Oder drittens kann ich den Bargainer kontaktieren und ihn bitten, das Problem zu lösen. Nur dieses Mal wäre ich ihm etwas schuldig. Die Wahl ist einfach.

Ich stehe von meinem Bett auf und gehe zu meinem Kleiderschrank. Ich ziehe einen Schuhkarton aus dem obersten Regal und öffne ihn. Die schwarze Visitenkarte des Bargainers liegt versteckt unter anderem Krimskrams. Die bronzene Schrift ist etwas verblasst, seit ich sie das erste Mal in der Hand hatte.

Ich nehme die Karte aus der Schachtel und drehe sie in meiner Hand hin und her. Der Anblick bringt mir diese Nacht in all ihren blutigen Details zurück.

Unglaublich, dass es erst fünf Monate her ist.

Mein Leben ist jetzt so anders. Ich habe hart daran gearbeitet, meine Vergangenheit zu begraben, und ich habe mich mit meinem Glamour angefreundet.

Wo ich einst schwach war, bin ich jetzt mächtig. Eine Sirene, die den Willen eines Menschen beugen kann – ihn sogar brechen kann, wenn sie es will. Dieses Wissen ist eine Art Rüstung, die ich jeden Morgen beim Aufwachen anlege und die ich nur spät in der Nacht ablege, wenn meine Erinnerungen mich überwältigen.

Ich fahre mit dem Daumen über die Karte. Ich muss das nicht tun. Ich habe mir geschworen, ihn nicht mehr zu kontaktieren. Das letzte Mal, als ich ihn traf, bin ich – buchstäblich – mit einem Mord davongekommen. So viel Glück werde ich kein zweites Mal haben.

Aber das ist die beste von drei schlechten Optionen.

Also rufe ich zum zweiten Mal in meinem Leben den Bargainer.

 

 

 

 

Gegenwart

 

Ich erstarre in der Tür.

Der Bargainer lehnt an meinem Kopfteil und sieht aus wie ein Raubtier.
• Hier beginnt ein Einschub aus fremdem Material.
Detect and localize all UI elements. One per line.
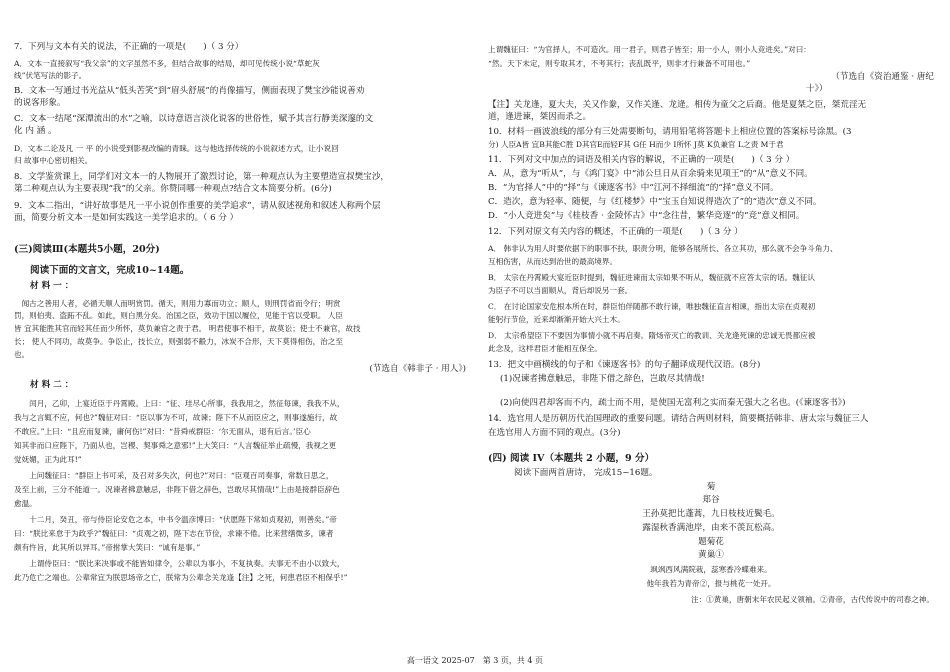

Schlanke, gefesselte Kraft und gefährliche Augen. Außerdem scheint er es in meinem Bett viel zu bequem zu haben.

Sieben Jahre. Sieben lange Jahre sind vergangen, seit er aus meinem Leben verschwunden ist. Und jetzt ist er hier und liegt auf meinem Bett, als ob nicht schon fast ein Jahrzehnt zwischen uns gelegen hätte. Und ich habe keinen blassen Schimmer, wie ich darauf reagieren soll.
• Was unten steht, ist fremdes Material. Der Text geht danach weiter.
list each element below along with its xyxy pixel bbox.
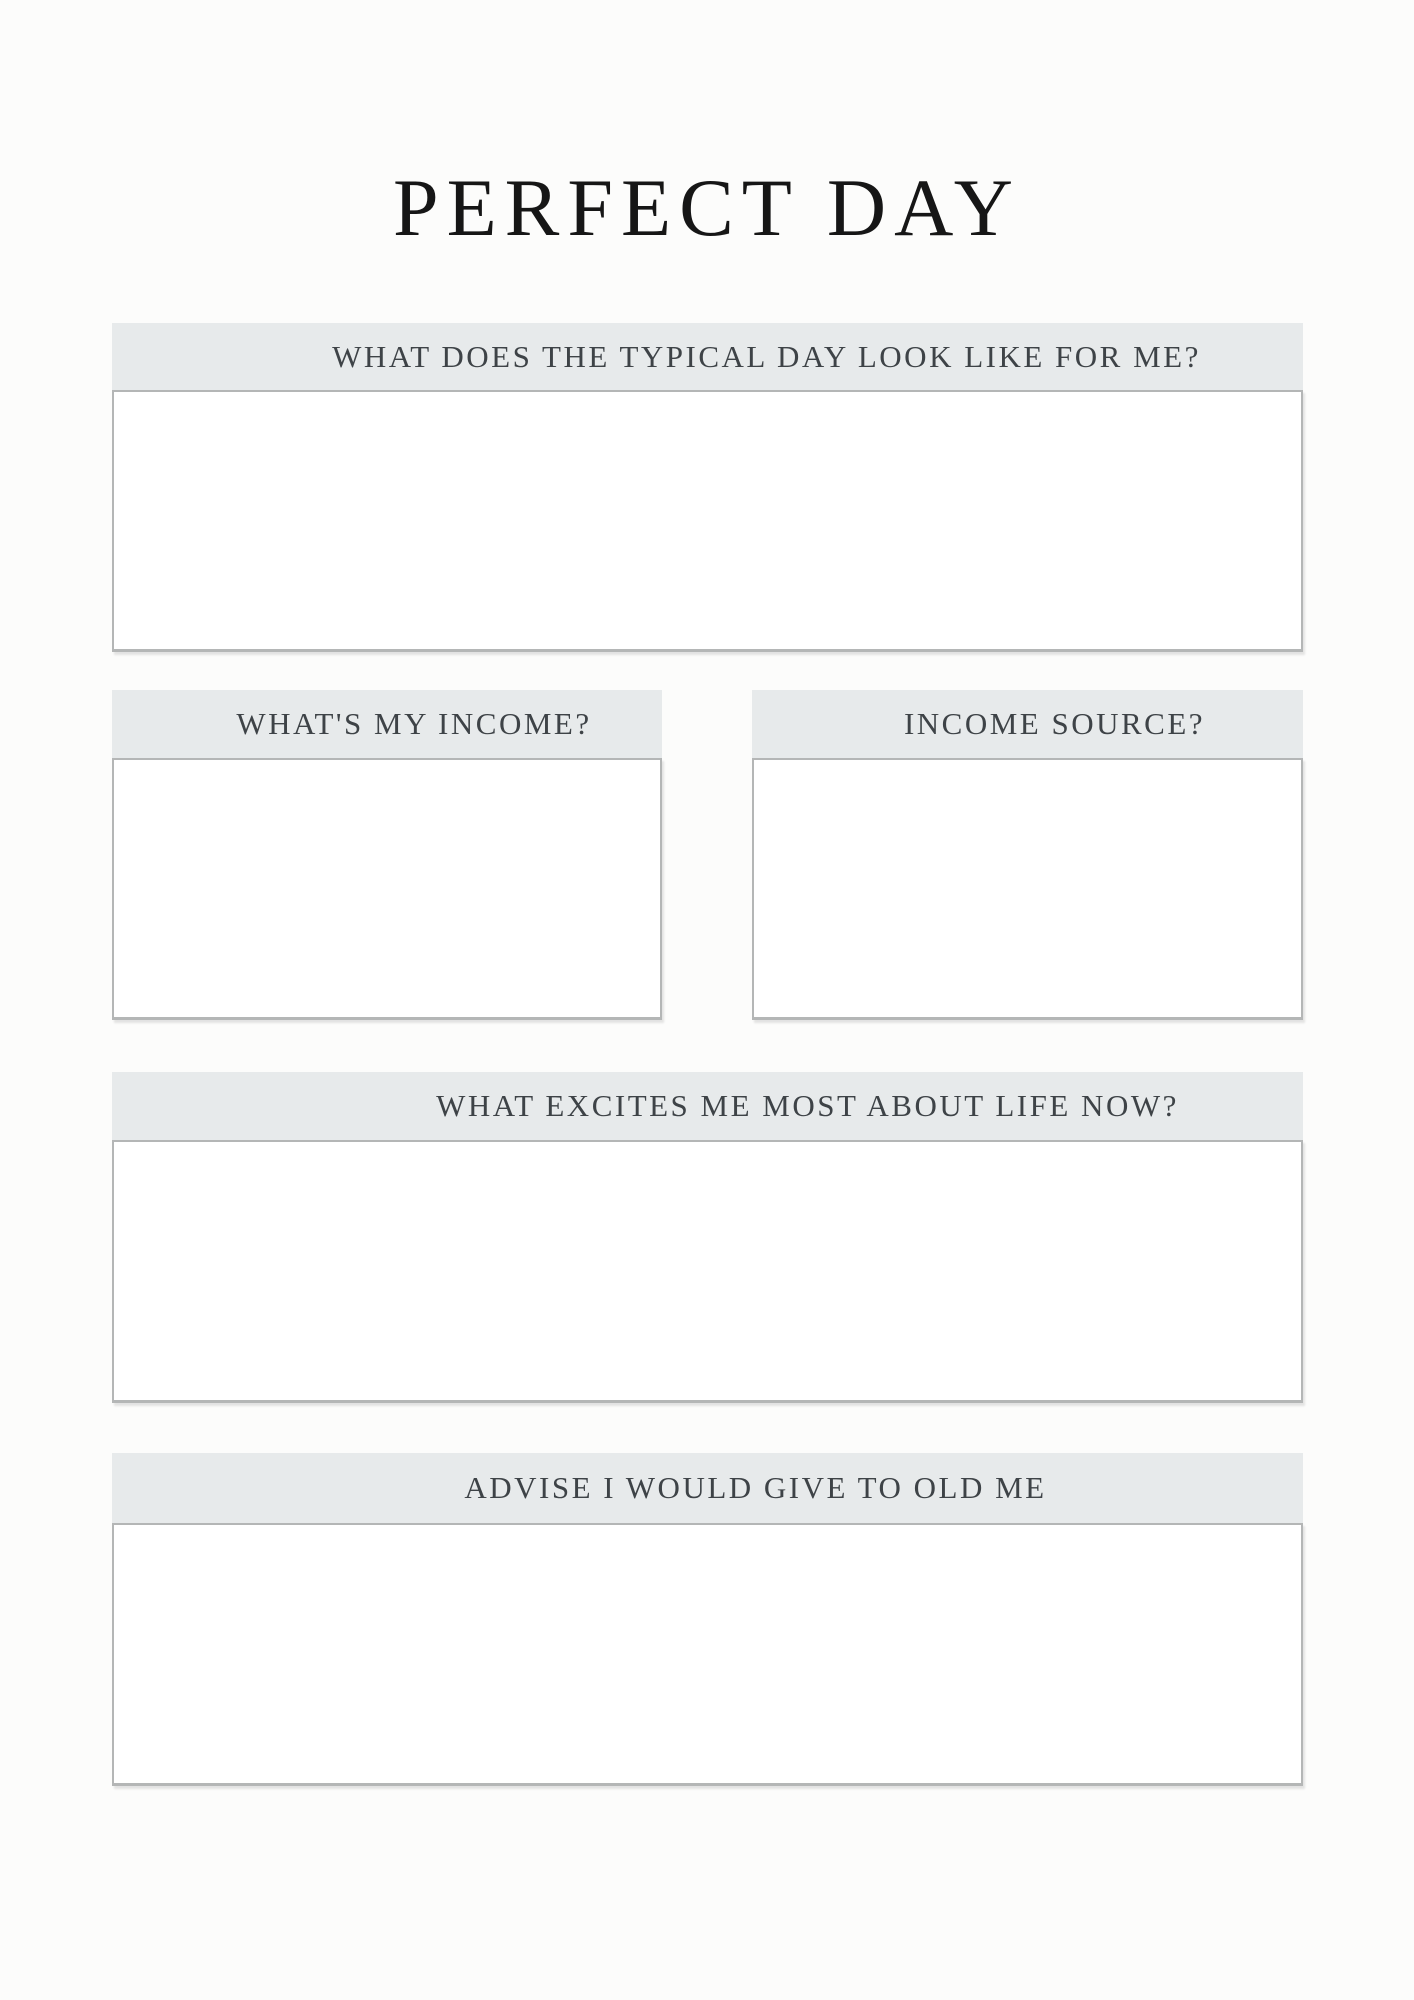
section-label-income-source: INCOME SOURCE? xyxy=(903,706,1206,741)
excites-input-area[interactable] xyxy=(112,1140,1303,1403)
income-input-area[interactable] xyxy=(112,758,662,1020)
section-header-income-source xyxy=(752,690,1303,758)
section-label-excites: WHAT EXCITES ME MOST ABOUT LIFE NOW? xyxy=(436,1088,1179,1123)
section-label-typical-day: WHAT DOES THE TYPICAL DAY LOOK LIKE FOR ME? xyxy=(332,338,1201,374)
typical-day-input-area[interactable] xyxy=(112,390,1303,652)
section-header-advise xyxy=(112,1453,1303,1523)
page-title: PERFECT DAY xyxy=(392,161,1021,253)
section-header-income xyxy=(112,690,662,758)
advise-input-area[interactable] xyxy=(112,1523,1303,1786)
section-label-advise: ADVISE I WOULD GIVE TO OLD ME xyxy=(464,1470,1047,1505)
section-header-typical-day xyxy=(112,323,1303,390)
section-label-income: WHAT'S MY INCOME? xyxy=(236,706,592,741)
section-header-excites xyxy=(112,1072,1303,1140)
income-source-input-area[interactable] xyxy=(752,758,1303,1020)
Sein Blick wandert träge über mich. »Du hast bessere Dessous, seit ich dich das letzte Mal gesehen habe.«

Mein Gott, das nenne ich mit heruntergelassenen Hosen erwischt werden.
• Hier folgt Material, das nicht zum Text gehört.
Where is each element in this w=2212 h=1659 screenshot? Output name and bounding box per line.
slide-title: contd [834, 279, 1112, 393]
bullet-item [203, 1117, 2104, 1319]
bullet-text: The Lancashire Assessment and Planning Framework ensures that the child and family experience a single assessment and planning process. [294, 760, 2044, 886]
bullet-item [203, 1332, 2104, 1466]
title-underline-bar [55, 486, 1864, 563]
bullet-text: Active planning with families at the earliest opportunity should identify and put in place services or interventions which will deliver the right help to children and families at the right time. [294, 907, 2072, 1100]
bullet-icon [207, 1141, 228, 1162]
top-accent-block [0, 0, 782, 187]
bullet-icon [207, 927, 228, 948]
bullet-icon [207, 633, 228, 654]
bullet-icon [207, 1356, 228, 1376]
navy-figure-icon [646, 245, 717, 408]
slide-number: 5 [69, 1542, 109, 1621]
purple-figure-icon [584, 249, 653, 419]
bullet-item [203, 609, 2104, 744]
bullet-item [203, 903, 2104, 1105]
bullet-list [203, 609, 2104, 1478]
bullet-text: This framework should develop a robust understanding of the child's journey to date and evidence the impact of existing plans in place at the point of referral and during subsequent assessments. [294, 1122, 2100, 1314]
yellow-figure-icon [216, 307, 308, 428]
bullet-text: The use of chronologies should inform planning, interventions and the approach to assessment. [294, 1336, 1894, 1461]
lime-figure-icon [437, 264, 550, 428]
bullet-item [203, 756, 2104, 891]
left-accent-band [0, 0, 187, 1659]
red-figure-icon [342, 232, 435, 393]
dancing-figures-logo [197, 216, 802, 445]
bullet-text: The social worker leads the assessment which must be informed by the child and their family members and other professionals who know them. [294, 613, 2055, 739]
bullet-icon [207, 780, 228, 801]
Ich ignoriere die Art und Weise, wie seine Worte scharf in mich eindringen. Als er mich das letzte Mal gesehen hat, war ich eine liebeskranke Teenagerin, und er wollte nichts mit mir zu tun haben.

»Hallo, Desmond Flynn«, sage ich und nenne seinen vollen Namen. Ich bin mir ziemlich sicher, dass ich einer der wenigen Menschen bin, die ihn kennen, und diese Information macht ihn verwundbar. Und gerade jetzt, wo ich nur mit meiner Unterwäsche bekleidet dastehe und mich mit der Tatsache auseinandersetze, dass der Bargainer in meinem Zimmer ist, brauche ich ihn verwundbar.

Er schenkt mir ein langsames, schwelgerisches Lächeln, das meinen Magen zusammenzieht, während es mein Herz zusammenschnürt. »Ich wusste nicht, dass du heute Abend Geheimnisse ausplaudern willst, Callypso Lillis«, sagt er.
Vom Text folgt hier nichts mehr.